Cuando, al mediodía, la mujer de algún oficinista saliera a abrirle la puerta, recibiría un beso lleno de fragante e insólita tibieza. Un beso más tierno. Eso es más reciente, con ese sabor tan nuevo con que nos sorprende a veces el pan cotidiano. Deliciosamente dorado en el horno que nosotros habíamos encendido en el bulevar para la consumición de los otros. Porque todo el que pasó por allí aquella mañana comunística se llevó su parte, y siguió ya impaciente de llegar a casa y repartirla y comunicarla. El hambrecilla de las doce, que hace aligerar el paso, les apretaría aquel día más arriba del estómago.

Crear estos momentos que repercuten en las vidas de los demás, divergentes de la nuestra. Partículas de nuestra personalidad, que se nos lleva la sensibilidad ajena, que se irán desenvolviendo con ese poco de esencia nuestra, según las mil modalidades de los que las perciben. Esta es la verdadera vida.

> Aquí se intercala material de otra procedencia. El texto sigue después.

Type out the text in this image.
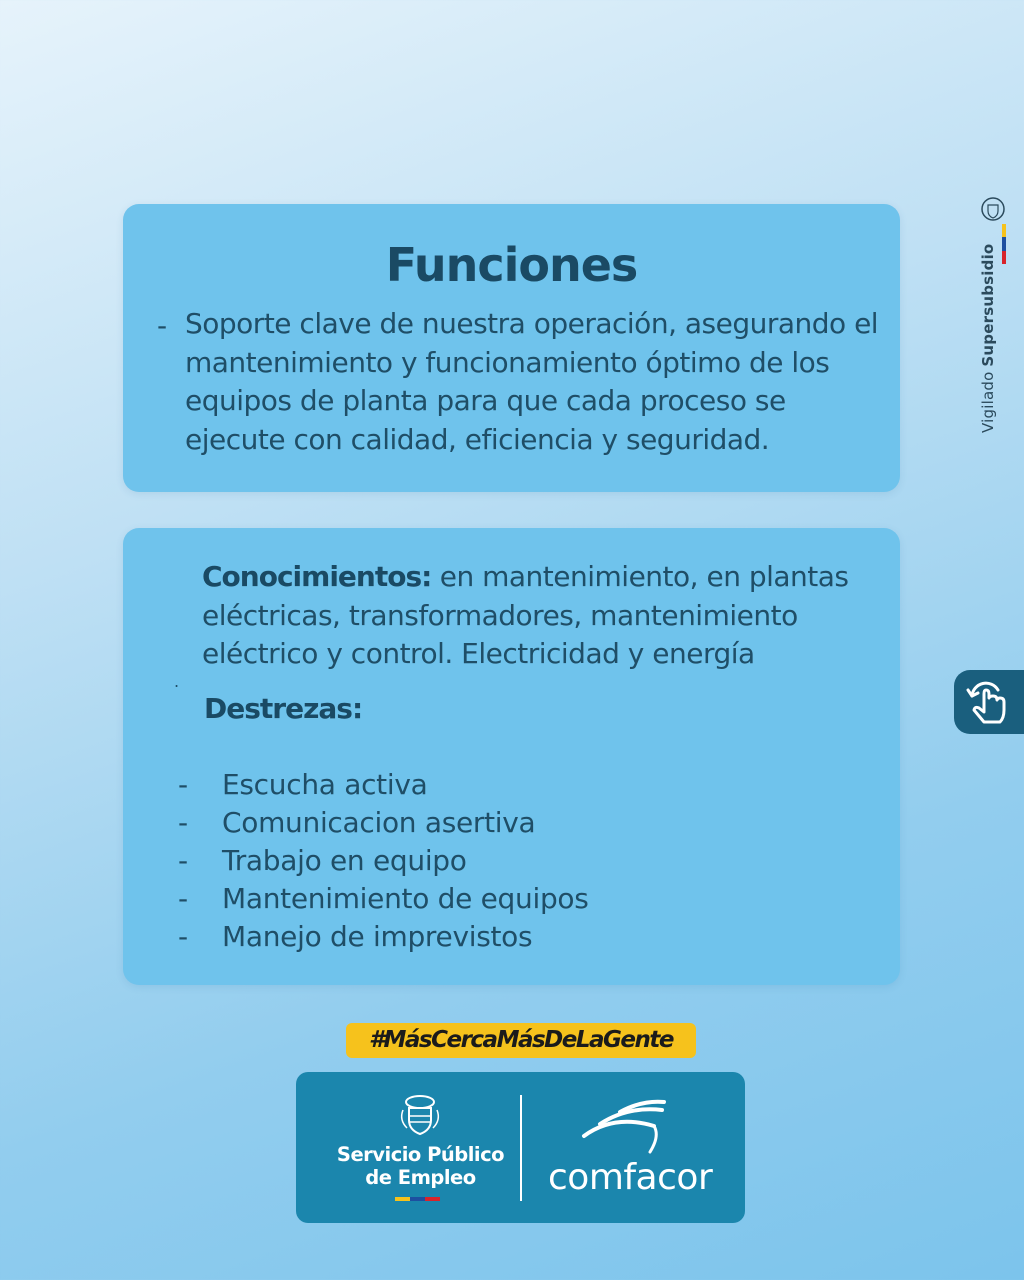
Funciones
- Soporte clave de nuestra operación, asegurando el mantenimiento y funcionamiento óptimo de los equipos de planta para que cada proceso se ejecute con calidad, eficiencia y seguridad.
Conocimientos: en mantenimiento, en plantas eléctricas, transformadores, mantenimiento eléctrico y control. Electricidad y energía
.
Destrezas:
- Escucha activa
- Comunicacion asertiva
- Trabajo en equipo
- Mantenimiento de equipos
- Manejo de imprevistos
#MásCercaMásDeLaGente
Servicio Público
de Empleo	comfacor
Vigilado Supersubsidio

Pero ha de ser así, no por la aprobación, sino por el placer de la colaboración como único beneficio. ¿Quién no ha sentido ese momento comunístico, esta necesidad del intercambio, de la repartición de bienes? ¡Si todo lo hemos sacado de ahí, de ese fondo común!

Es preciso volcar en él todo lo que se tiene, verlo alejarse de uno en infinitas refracciones centrífugas, que ya volverá irradiado desde otro en cuya esfera de acción seremos punto.

Sólo este comunismo unánime puede salvarnos del torpe instinto de propiedad de la reserva aisladora. ¡Comulguemos en la transparencia!